Cybersecurity stocks fell for a second day on Monday as fears grew over artificial intelligence tools disrupting the sector.
Anthropic unveiled an experimental AI code scanner for its Claude platform on Friday. Offered in limited research preview, it identifies software flaws and suggests fixes. The firm plans enterprise updates on Tuesday.
Shares tumbled across the sector. CrowdStrike and Zscaler each shed nearly 10 per cent, while Netskope and Tenable plunged 12 per cent. SailPoint dropped 9 per cent, Okta more than 6 per cent, and SentinelOne with Fortinet over 4 per cent apiece. Palo Alto fell 3 per cent, and Cloudflare lost over 9 per cent. The iShares Cybersecurity and Tech ETF declined 5 per cent, sending the Global X Cybersecurity ETF to a near three-year low.

CrowdStrike CEO George Kurtz countered the panic on LinkedIn. “AI innovation is inspiring,” he wrote. “But let’s stay grounded in reality: an AI capability that scans code does not replace the Falcon platform—or your security program. Security requires an independent, battle-tested platform built to stop breaches.”
Palo Alto CEO Nikesh Arora dismissed AI threat fears in recent earnings remarks. Clients want more AI for robust defences, he said.
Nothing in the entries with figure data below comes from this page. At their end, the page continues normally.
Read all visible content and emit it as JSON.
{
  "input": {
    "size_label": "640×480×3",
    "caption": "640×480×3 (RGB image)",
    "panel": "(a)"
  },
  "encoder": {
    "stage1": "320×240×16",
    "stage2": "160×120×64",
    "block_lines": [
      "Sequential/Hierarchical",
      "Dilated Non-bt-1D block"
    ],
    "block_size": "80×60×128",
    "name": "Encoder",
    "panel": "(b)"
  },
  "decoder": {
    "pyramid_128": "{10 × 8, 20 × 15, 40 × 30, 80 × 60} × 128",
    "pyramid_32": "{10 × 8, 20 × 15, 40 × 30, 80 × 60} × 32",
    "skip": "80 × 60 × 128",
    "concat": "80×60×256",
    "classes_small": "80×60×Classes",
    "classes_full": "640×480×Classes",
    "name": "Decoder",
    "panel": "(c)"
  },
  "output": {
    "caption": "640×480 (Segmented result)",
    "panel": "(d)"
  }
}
Broader software woes compound the pressure. Salesforce has lost a third of its value this year, ServiceNow over 34 per cent, Microsoft 20 per cent. Bank of America analysts see limited risk.
They note the tool mainly challenges code scanners like GitLab and JFrog. “We think that AI could improve efficiency in specific workflows, particularly code scanning, but does not now have the visibility, control, or reliability to replace end-to-end security platforms,” they wrote.
As Tuesday’s event nears, questions linger over AI’s role in the $200 billion cybersecurity arena.